Due to the increasing number of websites that support IPv6, this attack is feasible. However, traffic leakage only occurs when the target system uses a dual-protocol stack. However, it is not difficult to bring such VPN leaks to any target system. Attackers can simply send fake router notification messages (including the corresponding RDNSS options), pretend to be a cost-effective recursive DNS server, then execute DNS spoofing attacks to become middlemen, and intercept traffic. Data Packet writing tools (such as the IPv6 Toolkit) can easily perform such attacks when no data packet is leaked.

　VPN leakage mitigation

We can use a lot of mitigation measures to avoid VPN leakage in the dual-protocol stack network. The simplest way (though not necessarily the most desirable) is to disable IPv6 connections in all network interface cards When Using VPN connections. The application on the host running the VPN Client software can only use IPv4. Therefore, the VPN software should be prepared to protect its security.

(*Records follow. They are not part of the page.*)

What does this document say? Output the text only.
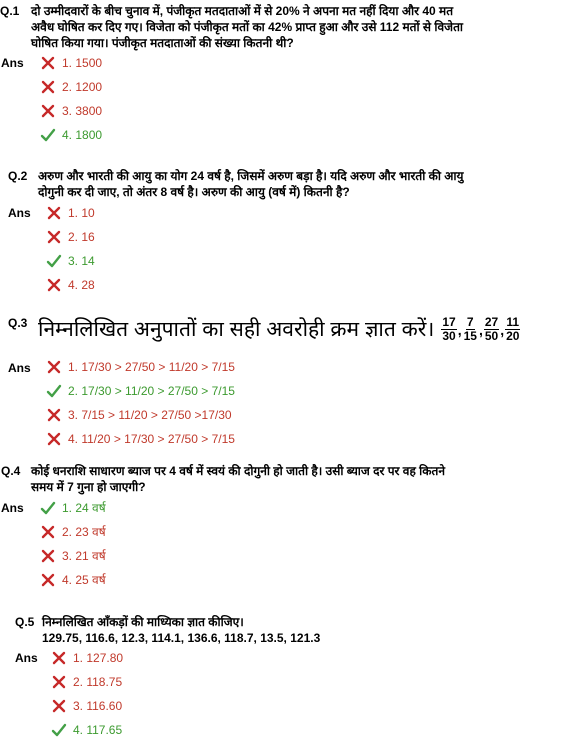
Q.1 दो उम्मीदवारों के बीच चुनाव में, पंजीकृत मतदाताओं में से 20% ने अपना मत नहीं दिया और 40 मत
अवैध घोषित कर दिए गए। विजेता को पंजीकृत मतों का 42% प्राप्त हुआ और उसे 112 मतों से विजेता
घोषित किया गया। पंजीकृत मतदाताओं की संख्या कितनी थी?
Ans	1. 1500
2. 1200
3. 3800
4. 1800
Q.2 अरुण और भारती की आयु का योग 24 वर्ष है, जिसमें अरुण बड़ा है। यदि अरुण और भारती की आयु
दोगुनी कर दी जाए, तो अंतर 8 वर्ष है। अरुण की आयु (वर्ष में) कितनी है?
Ans	1. 10
2. 16
3. 14
4. 28
Q.3 निम्नलिखित अनुपातों का सही अवरोही क्रम ज्ञात करें। $\frac{17}{30}$ , $\frac{7}{15}$ , $\frac{27}{50}$ , $\frac{11}{20}$
Ans	1. 17/30 > 27/50 > 11/20 > 7/15
2. 17/30 > 11/20 > 27/50 > 7/15
3. 7/15 > 11/20 > 27/50 >17/30
4. 11/20 > 17/30 > 27/50 > 7/15
Q.4 कोई धनराशि साधारण ब्याज पर 4 वर्ष में स्वयं की दोगुनी हो जाती है। उसी ब्याज दर पर वह कितने
समय में 7 गुना हो जाएगी?
Ans	1. 24 वर्ष
2. 23 वर्ष
3. 21 वर्ष
4. 25 वर्ष
Q.5 निम्नलिखित आँकड़ों की माध्यिका ज्ञात कीजिए।
129.75, 116.6, 12.3, 114.1, 136.6, 118.7, 13.5, 121.3
Ans	1. 127.80
2. 118.75
3. 116.60
4. 117.65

The network can prevent local attackers from successfully performing the above attacks against other local hosts by deploying the first-Hop Security Model, such as RA-Guard and DHCPv6-Shield. However, it is obvious that when connected to an open network, hosts cannot rely on these mitigation measures. Remember that even if RA-Guard is deployed in a large number, it is vulnerable to leakage attacks.

Some may think that the most comprehensive mitigation should be to add IPv6 support to the VPN software and allow the VPN Server to provide IPv6 connections. Although this method is not feasible in many cases, it may be of some significance because IPv6 is automatically configured as a router (and also as an attacker) you can insert other route information in multiple ways. For example, attackers can still perform "Neighbor Discovery" attacks to cause IPv6 traffic leakage, such as sending fake ICMPv6 redirection messages and forging routing information options (for example, "More specific routing") routing broadcast, forged propaganda "high-priority" router routing broadcast, etc. Even if the VPN software supports IPv6, some VPN deployment may be vulnerable to such attacks in the short term.

　　Conclusion

The subtle interaction between IPv6 and IPv4 protocols, and (unfortunately) the established saying: If someone plans to deploy IPv6, security will be a problem and may cause adverse consequences, for example, unintentional VPN traffic leakage. Because most general operating systems use dual-protocol stacks, most networks have at least dual-protocol stacks, which means that the security impact of IPv6 cannot be ignored. The increasing demand for address space on the Internet will inevitably lead to widespread adoption and deployment of IPv6. Before adoption and deployment, enterprises should fully understand the corresponding security risks.